As lovers of the outdoors, many of us enjoy going for a jog through the woods, biking for miles along a designated route, or hiking along a steep trail that tests both our footing and endurance. However, the reality is that outdoor recreation is simply not an option if you have a physical handicap and cannot navigate rough terrain. According to the U.S. Census Bureau, 1 in 5 people have a disability, and more than half of those people report having a severe disability. But thanks to the Americans with Disabilities Act (ADA), which became law in 1990, accessible trails— those that meet federal standards such as having a minimum tread width of 36 inches with few obstacles and minimal grade—are becoming more prevalent and inclusive.
And for the Cornelia and Florence Bridge Preserve in Pike County, PA, including a trail that could be available for all abilities was highly important during the site planning of this 300 acre natural park. When Charles P. Bridge—a humble and beloved man who sold penny candies to children at his well-frequented gas station in Milford, PA—donated his family’s property to Dingman Township under a Conservation Easement with the North American Land Trust (NALT) in 2007, he wanted to ensure that everyone could be inspired by his family property, just as he was.
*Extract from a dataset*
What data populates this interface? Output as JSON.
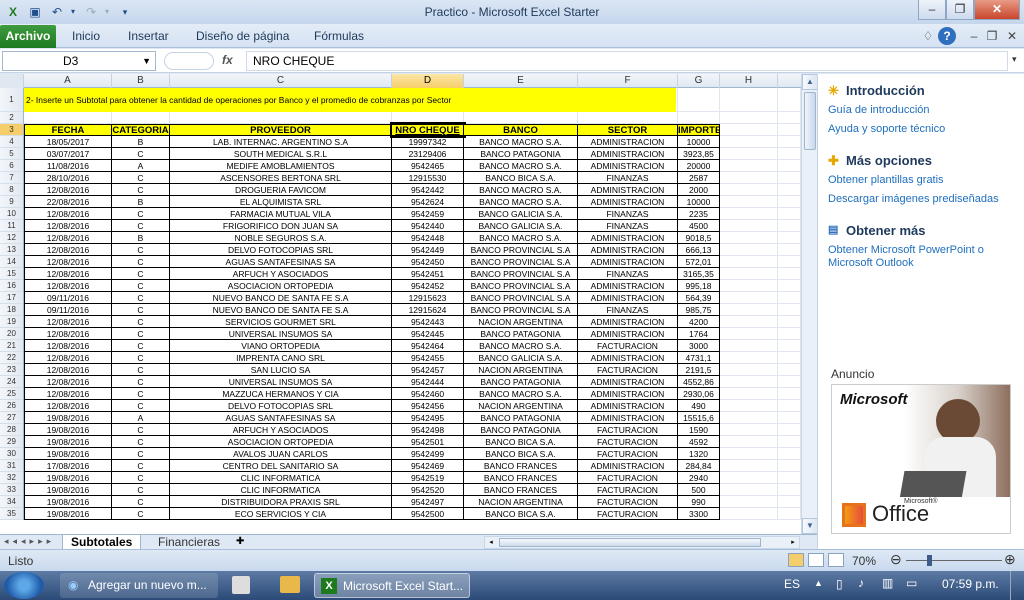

Mr. Bridge, also endearingly known as “One Armed Charlie” within the community, had survived an accident in his youth that resulted in his arm being amputated. He therefore personally understood the limited opportunities and discrimination that confront those with physical handicaps. Charlie felt it essential that all sorts of people be able to access and enjoy his family’s beautiful land, just as he had in his youth.
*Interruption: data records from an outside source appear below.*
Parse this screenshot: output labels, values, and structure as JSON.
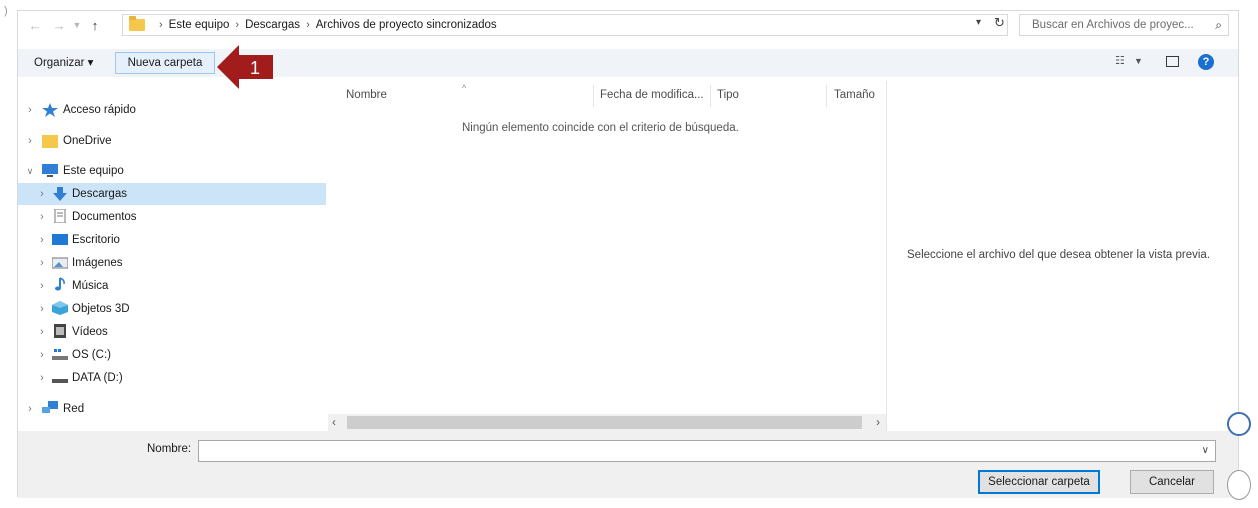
{
  "address_bar": {
    "back_icon": "arrow-left-icon",
    "forward_icon": "arrow-right-icon",
    "recent_icon": "chevron-down-icon",
    "up_icon": "arrow-up-icon",
    "breadcrumbs": [
      "Este equipo",
      "Descargas",
      "Archivos de proyecto sincronizados"
    ],
    "search_placeholder": "Buscar en Archivos de proyec..."
  },
  "toolbar": {
    "organize_label": "Organizar ▾",
    "new_folder_label": "Nueva carpeta",
    "annotation_number": "1"
  },
  "nav_pane": {
    "items": [
      {
        "label": "Acceso rápido",
        "icon": "star-icon",
        "expanded": false,
        "selected": false
      },
      {
        "label": "OneDrive",
        "icon": "folder-icon",
        "expanded": false,
        "selected": false
      },
      {
        "label": "Este equipo",
        "icon": "computer-icon",
        "expanded": true,
        "selected": false
      },
      {
        "label": "Descargas",
        "icon": "download-icon",
        "expanded": false,
        "selected": true
      },
      {
        "label": "Documentos",
        "icon": "document-icon",
        "expanded": false,
        "selected": false
      },
      {
        "label": "Escritorio",
        "icon": "desktop-icon",
        "expanded": false,
        "selected": false
      },
      {
        "label": "Imágenes",
        "icon": "image-icon",
        "expanded": false,
        "selected": false
      },
      {
        "label": "Música",
        "icon": "music-icon",
        "expanded": false,
        "selected": false
      },
      {
        "label": "Objetos 3D",
        "icon": "cube-icon",
        "expanded": false,
        "selected": false
      },
      {
        "label": "Vídeos",
        "icon": "video-icon",
        "expanded": false,
        "selected": false
      },
      {
        "label": "OS (C:)",
        "icon": "drive-c-icon",
        "expanded": false,
        "selected": false
      },
      {
        "label": "DATA (D:)",
        "icon": "drive-d-icon",
        "expanded": false,
        "selected": false
      },
      {
        "label": "Red",
        "icon": "network-icon",
        "expanded": false,
        "selected": false
      }
    ]
  },
  "file_list": {
    "columns": [
      "Nombre",
      "Fecha de modifica...",
      "Tipo",
      "Tamaño"
    ],
    "empty_message": "Ningún elemento coincide con el criterio de búsqueda."
  },
  "preview": {
    "message": "Seleccione el archivo del que desea obtener la vista previa."
  },
  "bottom": {
    "name_label": "Nombre:",
    "name_value": "",
    "select_button": "Seleccionar carpeta",
    "cancel_button": "Cancelar"
  },
  "colors": {
    "selection": "#cce4f7",
    "accent": "#0078d7",
    "annotation": "#a31c1c"
  }
}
With Charlie’s passing at the age of 95 in 2008, the township was surprised to learn that this adored gas station owner was more generous than anyone could have imagined, as he bequeathed unforeseen substantial funds from his and his late wife’s estates to the township to support the development of public access to the family property. This in turn allowed the park to develop at a rate much faster than originally anticipated, and the township was assured of funds for continual upkeep. Although Charlie was unable to see the end results of his donation, Karen Kleist, who works for Dingman Township and played an integral part in the planning of the Preserve, is confident that “Charlie would be thrilled that we were really able to implement his vision.” And it is truly a vision to behold.
What were once cross country skiing trails were ultimately turned into more than 2 miles of hiking and biking trails, neighboring Delaware State Forest and ultimately the former County Park. From the trailhead, the Cornelia Trail, which was named for Charlie’s mother, is a central part of the trail network and an ADA trail. Less than a mile long and frequented by children, dog walkers, and parents with strollers, it gently winds amongst the trees and stops for breaks at wooden benches before leading walkers to an open pavilion that sits atop a meadow, allowing for wonderful, well-earned views of rolling hills and distant treetops.
While the ADA regulations resulted in an extremely costly and time consuming project, every one of Charlie’s pennies invested in the construction of the Cornelia Trail has been worth it. Dingman Township Board of Supervisors member Dennis Brink explained that, “We anticipated it being very well used, but the popularity and success of it has blown us away!”
Thanks to Charlie’s legacy, more projects are in the works. More than 4 miles of trails have been mapped and designed, trail markers will soon go up, and a local mountain bike group is working with the Township to design additional single track trails. In addition, thanks to a PaDEP grant and expertise from the Pike County Conservation District staff, a local Boy Scout Troop will soon begin creating an interpretive trail by identifying plant species with informational placards along the trail network. And with the popularity of the Preserve, there are plans to expand the parking lot, which has the tendency to overflow on the weekends.
The Cornelia and Florence Bridge Preserve is a model in its thoughtful accommodation of people of all abilities, and in this way, “One Armed Charlie” continues to give back to his community. The culmination of a collaborative effort involving Charles Bridge, Dingman and Milford Townships, the North American Land Trust, and many dedicated individuals has ensured that generations to come will be able to enjoy the many natural features of this scenic property.